Senator Edgardo J. Angara called for the swift enactment of a measure creating an independent government agency focused on the growth and development of the Information and Communications Technology (ICT) sector in the country, despite the ongoing impeachment trial of Chief Justice Renato Corona.

Authored and sponsored by Angara, the measure (Senate Bill No. 50 under Committee Report No. 53) creating the Department of Information and Communications Technology (DICT) reorganizes the communications-related agencies under the Department of Transportation and Communications (DOTC) into a separate entity.

Angara, Chair of the Senate Committee on Science and Technology, noted that the counterpart measure (House Bill no. 4667) has already been approved in the House of Representatives.
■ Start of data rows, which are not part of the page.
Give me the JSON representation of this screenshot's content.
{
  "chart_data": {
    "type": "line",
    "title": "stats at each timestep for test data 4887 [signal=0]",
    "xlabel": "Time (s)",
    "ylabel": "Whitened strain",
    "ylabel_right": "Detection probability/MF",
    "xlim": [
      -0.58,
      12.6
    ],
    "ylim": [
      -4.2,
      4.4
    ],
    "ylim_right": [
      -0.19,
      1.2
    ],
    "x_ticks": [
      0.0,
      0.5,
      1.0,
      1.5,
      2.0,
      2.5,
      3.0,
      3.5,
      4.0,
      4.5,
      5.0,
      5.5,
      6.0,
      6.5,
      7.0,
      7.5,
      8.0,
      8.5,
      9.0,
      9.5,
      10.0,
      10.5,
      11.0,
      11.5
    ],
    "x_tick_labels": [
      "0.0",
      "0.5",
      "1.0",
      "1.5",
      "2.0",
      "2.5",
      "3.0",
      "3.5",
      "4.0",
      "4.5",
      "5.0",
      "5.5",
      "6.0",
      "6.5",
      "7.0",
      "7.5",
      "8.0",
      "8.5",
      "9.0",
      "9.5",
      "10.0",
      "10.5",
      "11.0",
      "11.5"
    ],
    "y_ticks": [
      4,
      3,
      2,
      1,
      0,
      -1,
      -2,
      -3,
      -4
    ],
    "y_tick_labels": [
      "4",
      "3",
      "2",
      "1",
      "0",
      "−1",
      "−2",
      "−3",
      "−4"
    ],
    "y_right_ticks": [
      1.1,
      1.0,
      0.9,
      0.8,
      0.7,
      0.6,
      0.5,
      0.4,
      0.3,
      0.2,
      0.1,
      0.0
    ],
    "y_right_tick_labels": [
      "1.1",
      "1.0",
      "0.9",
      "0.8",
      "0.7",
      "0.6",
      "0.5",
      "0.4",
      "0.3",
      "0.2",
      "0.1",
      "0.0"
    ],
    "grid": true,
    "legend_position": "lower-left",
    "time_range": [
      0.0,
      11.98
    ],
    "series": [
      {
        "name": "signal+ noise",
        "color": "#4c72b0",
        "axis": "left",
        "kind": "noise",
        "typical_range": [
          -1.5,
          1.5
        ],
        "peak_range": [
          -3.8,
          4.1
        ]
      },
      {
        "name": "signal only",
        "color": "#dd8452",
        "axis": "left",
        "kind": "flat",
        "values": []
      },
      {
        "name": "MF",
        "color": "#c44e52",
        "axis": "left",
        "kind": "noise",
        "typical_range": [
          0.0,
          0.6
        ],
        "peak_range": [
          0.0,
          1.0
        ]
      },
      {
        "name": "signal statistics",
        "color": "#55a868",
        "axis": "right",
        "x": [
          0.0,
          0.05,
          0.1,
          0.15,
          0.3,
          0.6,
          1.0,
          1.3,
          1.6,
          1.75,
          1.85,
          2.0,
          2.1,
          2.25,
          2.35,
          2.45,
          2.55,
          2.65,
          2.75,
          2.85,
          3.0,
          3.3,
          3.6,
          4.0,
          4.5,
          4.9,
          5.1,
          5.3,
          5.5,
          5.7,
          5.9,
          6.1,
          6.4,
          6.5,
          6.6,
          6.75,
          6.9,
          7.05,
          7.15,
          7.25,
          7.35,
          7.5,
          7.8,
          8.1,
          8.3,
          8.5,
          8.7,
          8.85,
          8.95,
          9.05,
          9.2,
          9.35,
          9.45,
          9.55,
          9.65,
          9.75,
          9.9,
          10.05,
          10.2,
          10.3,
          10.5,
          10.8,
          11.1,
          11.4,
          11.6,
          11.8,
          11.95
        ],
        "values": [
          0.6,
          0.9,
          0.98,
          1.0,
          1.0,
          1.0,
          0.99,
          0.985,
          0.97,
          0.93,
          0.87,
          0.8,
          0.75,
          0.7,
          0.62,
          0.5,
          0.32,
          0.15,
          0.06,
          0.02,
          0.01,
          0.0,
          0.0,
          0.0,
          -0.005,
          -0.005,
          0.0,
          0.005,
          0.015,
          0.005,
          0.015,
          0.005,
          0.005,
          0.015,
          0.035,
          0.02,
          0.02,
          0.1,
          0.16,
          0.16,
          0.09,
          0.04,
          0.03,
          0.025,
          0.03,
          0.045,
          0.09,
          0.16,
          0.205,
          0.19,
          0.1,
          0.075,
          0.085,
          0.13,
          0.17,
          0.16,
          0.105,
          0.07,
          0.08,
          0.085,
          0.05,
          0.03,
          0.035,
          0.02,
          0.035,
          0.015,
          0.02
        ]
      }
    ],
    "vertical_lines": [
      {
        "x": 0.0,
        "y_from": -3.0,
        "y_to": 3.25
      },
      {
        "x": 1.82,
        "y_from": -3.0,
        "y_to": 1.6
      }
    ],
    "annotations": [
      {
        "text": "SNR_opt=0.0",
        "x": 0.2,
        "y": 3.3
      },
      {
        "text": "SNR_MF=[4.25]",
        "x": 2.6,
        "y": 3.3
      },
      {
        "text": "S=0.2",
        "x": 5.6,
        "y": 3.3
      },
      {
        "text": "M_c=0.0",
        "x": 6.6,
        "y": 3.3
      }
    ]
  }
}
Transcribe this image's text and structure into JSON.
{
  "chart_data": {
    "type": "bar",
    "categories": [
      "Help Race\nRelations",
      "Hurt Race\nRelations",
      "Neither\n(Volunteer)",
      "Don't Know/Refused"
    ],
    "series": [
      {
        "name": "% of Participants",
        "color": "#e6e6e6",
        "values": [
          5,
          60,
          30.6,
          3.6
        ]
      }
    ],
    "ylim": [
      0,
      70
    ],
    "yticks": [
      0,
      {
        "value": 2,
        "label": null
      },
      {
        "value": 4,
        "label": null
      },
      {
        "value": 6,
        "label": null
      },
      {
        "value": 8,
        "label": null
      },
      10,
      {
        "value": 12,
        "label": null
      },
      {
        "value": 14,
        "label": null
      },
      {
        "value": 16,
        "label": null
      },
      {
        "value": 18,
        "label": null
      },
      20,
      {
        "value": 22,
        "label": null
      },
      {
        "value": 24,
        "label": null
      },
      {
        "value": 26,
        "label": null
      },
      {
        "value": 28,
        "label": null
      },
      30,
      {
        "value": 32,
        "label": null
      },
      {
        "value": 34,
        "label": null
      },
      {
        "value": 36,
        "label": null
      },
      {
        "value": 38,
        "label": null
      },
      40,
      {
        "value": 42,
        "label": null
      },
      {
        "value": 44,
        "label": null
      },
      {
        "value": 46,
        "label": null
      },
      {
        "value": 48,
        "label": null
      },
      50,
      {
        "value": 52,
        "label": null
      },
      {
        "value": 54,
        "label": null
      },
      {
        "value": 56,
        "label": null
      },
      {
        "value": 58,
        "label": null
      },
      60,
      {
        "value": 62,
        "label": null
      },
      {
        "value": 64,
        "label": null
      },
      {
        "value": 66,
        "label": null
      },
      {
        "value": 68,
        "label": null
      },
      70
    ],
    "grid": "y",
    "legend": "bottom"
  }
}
"This is already the third Congress where this measure has been filed," said Angara during recent interpellations on the bill. "Given that it has already advanced so far into the legislative process, all the more should we do all that we can to ensure its passage into law.

"Many countries around the world have a separate department dedicated to the development of ICT because they realize it will be the dynamo of growth. As we see, new wealth in the world is being created by ICT," stressed Angara.

Angara, who is also Chair of the Congressional Commission on Science & Technology and Engineering (COMSTE), further underscored that a DICT will provide meaningful support to the Information Technology and Business Process Outsourcing (IT-BPO) industry, which employs almost 3.5 million people in both direct and indirect jobs.

"The IT-BPO industry in the country is probably the fastest growing sector of our economy," Angara explained. "Right now, it generates US$9 billion and in four years' time, it is expected to increase that revenue to almost $25 billion."

He continued, "This is a better substitute to exporting our people, because if we foster the growth of the industry, we will see the creation of jobs and employment opportunities from the Cordilleras to Sarangani. That's how extensive and pervasive the growth of this industry is.

"But we have hardly scratched the surface. For instance, we haven't scaled up on higher value services like animation, deeper outsourced healthcare and engineering. And that is our ambition--to really grow into a knowledge society, where a DICT will definitely be instrumental in the transition."

Angara said that according to the United Nations Education, Scientific and Cultural Organization (UNESCO), the Philippines will enter into a forty-year demographic window--where a large working-age population coincides with light dependency burdens--by 2015.

To conclude, Angara emphasized, "We are lucky that we are a young nation. Ahead is a wonderful opportunity for creativity and innovation, which Filipinos I think, already possess. So let's not miss the boat this time. This is a wave of growth and development which we cannot afford to lose."